Summary
We are seeking a skilled Data Engineer to design, develop, and maintain our data infrastructure, with a specific focus on supporting business intelligence and analytics initiatives. The ideal candidate will build robust data pipelines, create scalable data models, and ensure the accuracy and accessibility of data for reporting and strategic decision-making. This role requires a strong blend of technical expertise and the ability to collaborate with stakeholders to meet business requirements.
Responsibilities
Design, develop, and maintain scalable ETL/ELT pipelines to ingest, transform, and load data from various sources into a central repository or data warehouse.
Build and optimize dimensional data models and multi-dimensional databases (OLAP) to support business intelligence and analytics platforms.
Ensure data quality, consistency, and accuracy through robust validation, cleaning, and monitoring processes.
Collaborate with data analysts, data scientists, and other stakeholders to understand data requirements and provide them with reliable datasets.
Develop and implement data governance, security, and compliance best practices.
Optimize data systems for performance, scalability, and cost-efficiency.
Work with stakeholders to help them with data-related technical issues and support their data infrastructure needs.
Automate manual processes to improve efficiency and scalability.
Qualifications
Bachelor's degree in Computer Science, Engineering, or a related field.
Proven experience as a Data Engineer or similar role with a focus on BI.
Strong proficiency in SQL for complex queries and data manipulation.
Experience with ETL/ELT tools and processes.
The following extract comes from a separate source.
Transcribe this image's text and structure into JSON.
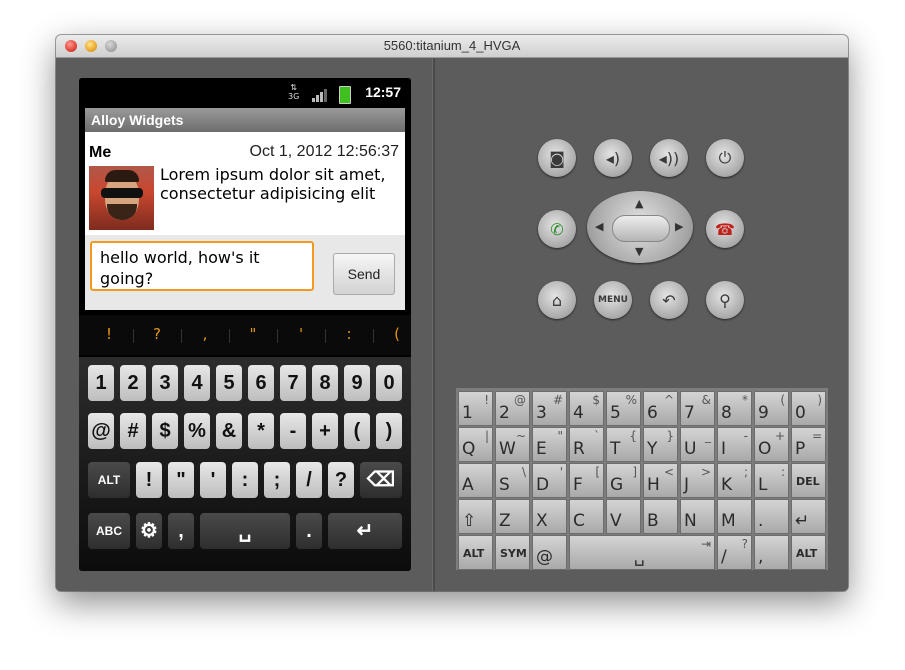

Experience building and maintaining data warehouses and data lakes.
Familiarity with cloud platform like AWS and their data services.
Experience with programming languages such as Python for data pipeline development.
Excellent problem-solving, communication, and collaboration skills.
Technical Skills
Highly proficient in SQL and DBT
Have good experience with Python (pandas, scikit-learn) and who know some data vault 2.0 and data warehousing (e.g slowly changing dimensions).
AWS services such as S3, Glue, Athena, Redshift, Airflow